La tragedia se agrava. Este miércoles falleció Fabiola, joven esposa de Ángel, quien también murió junto a su bebé no nacido tras ser atropellados por Víctor Manuel R. B., de 20 años, el pasado 29 de abril en Altabrisa. La noticia ha desatado una ola de indignación en la capital yucateca.
La pareja regresaba a su hogar en San Camilo, Kanasín, tras cerrar su puesto de papas fritas en Komchén. Fabiola tenía 26 semanas de embarazo. El conductor, que ignoró una señal de alto, los embistió brutalmente y huyó del sitio sin prestar auxilio. Testigos aseguran que incluso le pasó por encima a Ángel al escapar.

Ciudadanos lo persiguieron, lograron detenerlo y lo entregaron a las autoridades.
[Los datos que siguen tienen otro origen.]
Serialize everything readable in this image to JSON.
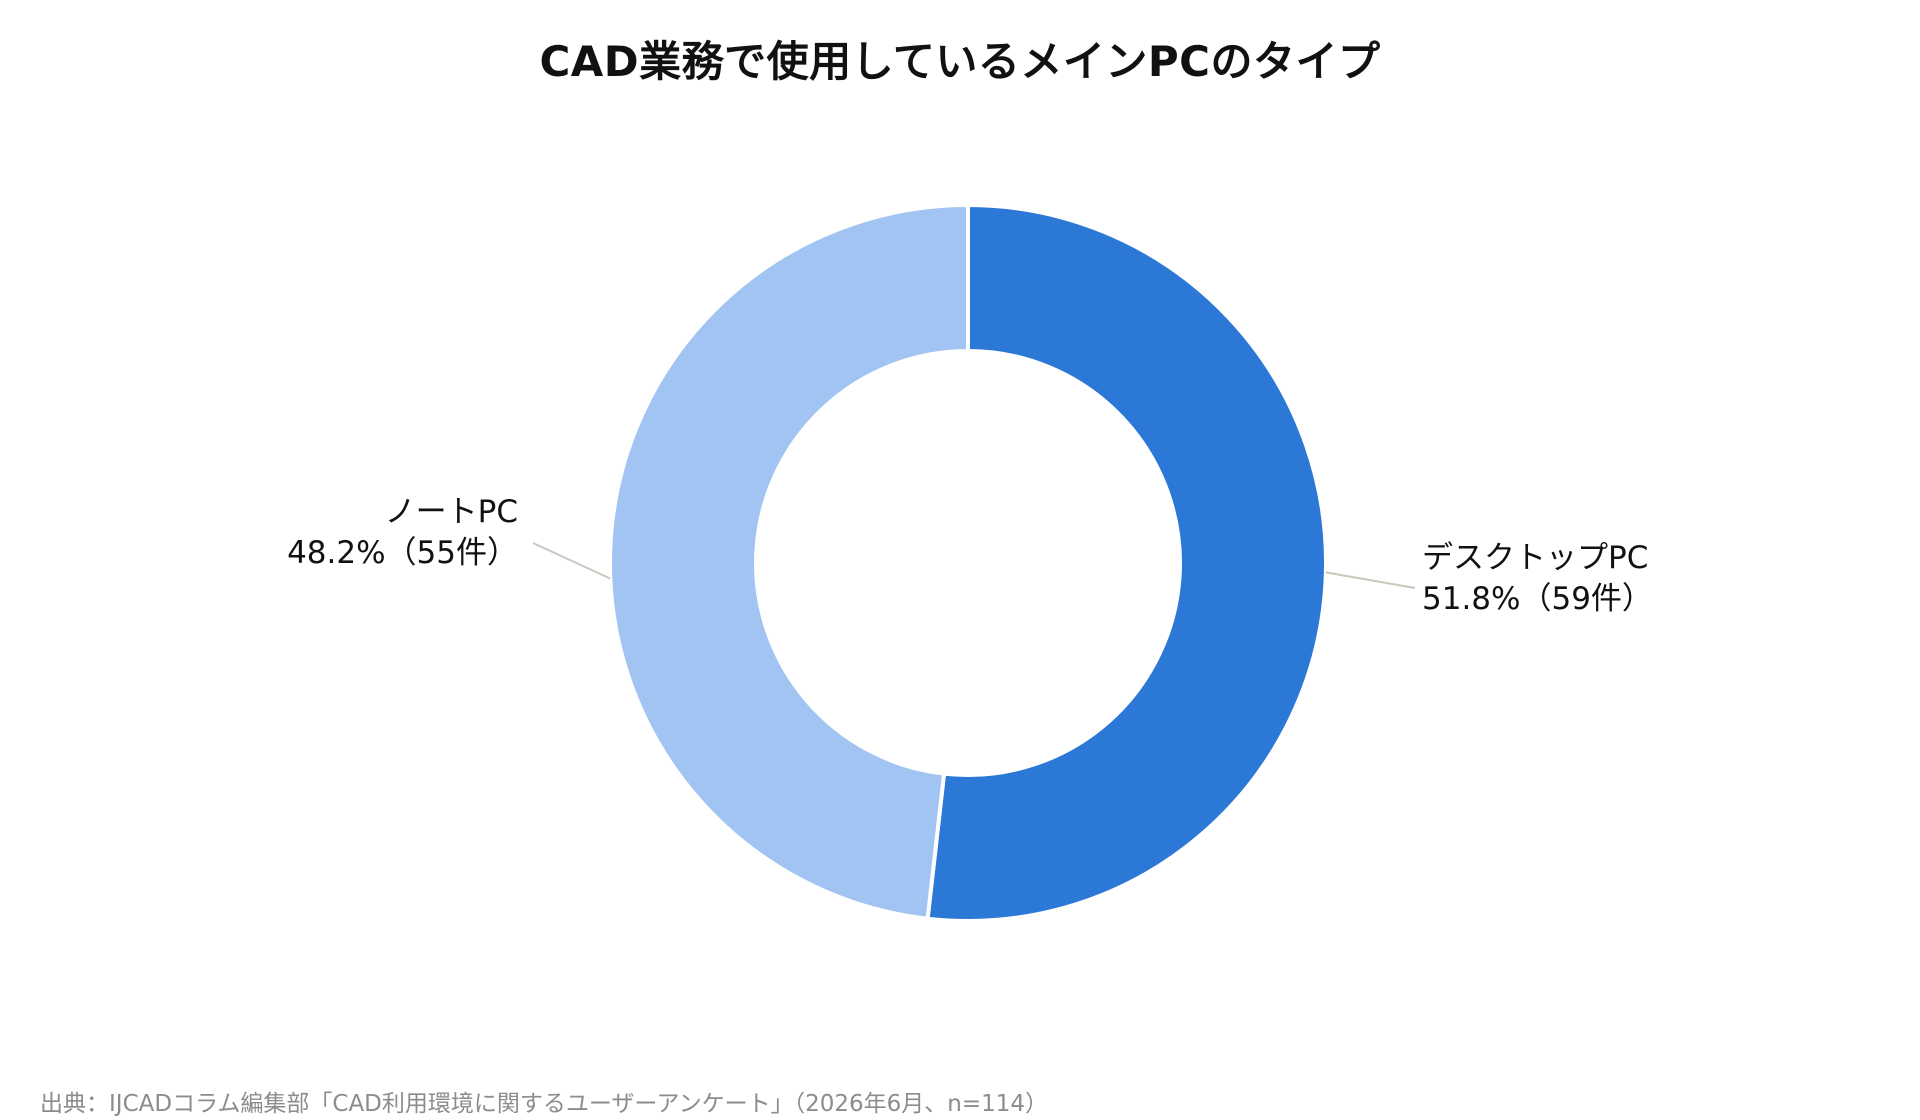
{
  "chart_data": {
    "type": "pie",
    "title": "CAD業務で使用しているメインPCのタイプ",
    "series": [
      {
        "name": "デスクトップPC",
        "percent": 51.8,
        "count": 59,
        "value_label": "51.8%（59件）",
        "color": "#2b78d6"
      },
      {
        "name": "ノートPC",
        "percent": 48.2,
        "count": 55,
        "value_label": "48.2%（55件）",
        "color": "#a1c4f2"
      }
    ],
    "donut": true,
    "start": "top, clockwise",
    "leader_line_color": "#c8c8be"
  },
  "source": "出典：IJCADコラム編集部「CAD利用環境に関するユーザーアンケート」（2026年6月、n=114）"
}
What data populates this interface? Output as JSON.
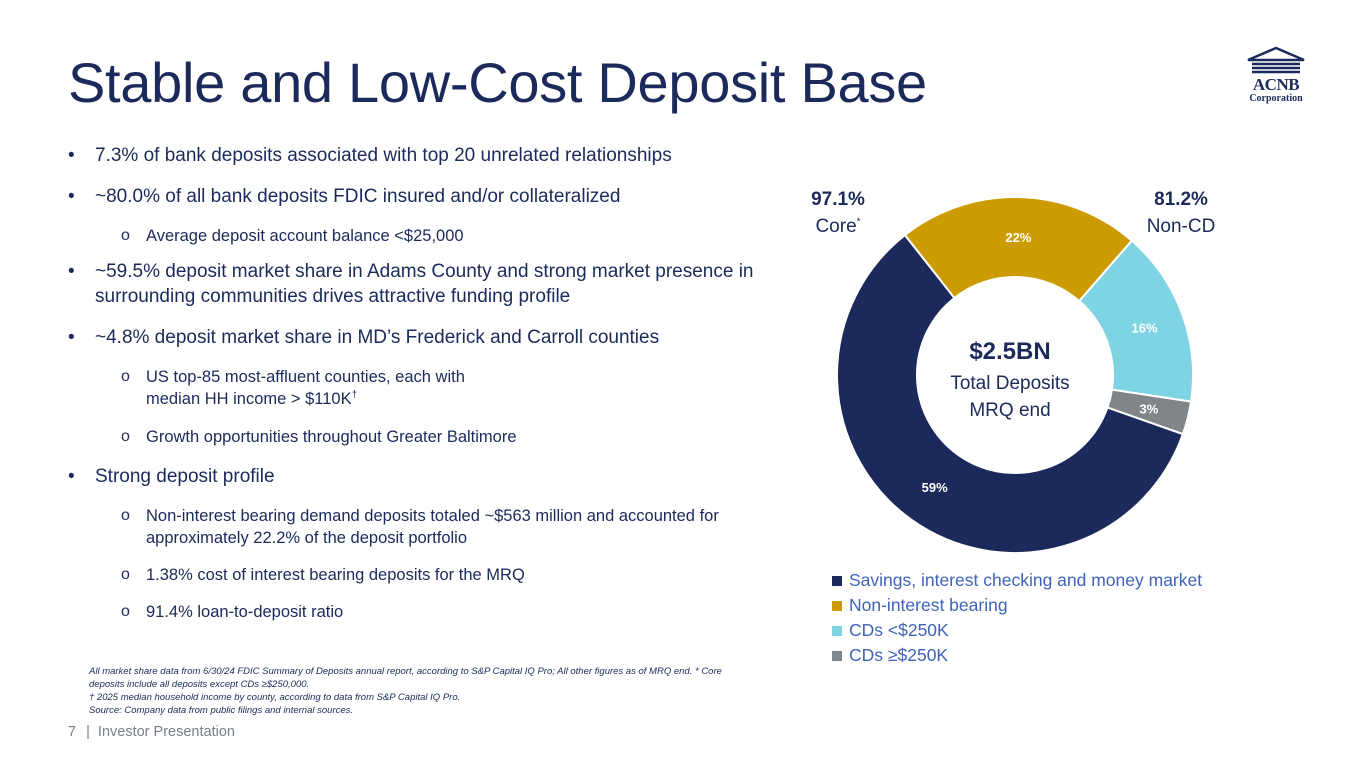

Sin embargo, la jueza de control Silvia Pamela Cetina Bautista le impuso medidas cautelares distintas a la prisión preventiva, lo que permitió su liberación.
Este hecho ha encendido el debate sobre posibles influencias, ya que el abogado defensor de R. B. forma parte de un despacho ligado al ex Fiscal General del Estado, Wilberth Cetina Arjona. La familia de las víctimas y diversos sectores sociales denuncian un claro caso de impunidad.
Ángel, Fabiola y su bebé son ahora símbolo de una exigencia colectiva: justicia verdadera y castigo para el responsable. La sociedad yucateca no está dispuesta a permitir que este triple homicidio quede en el olvido.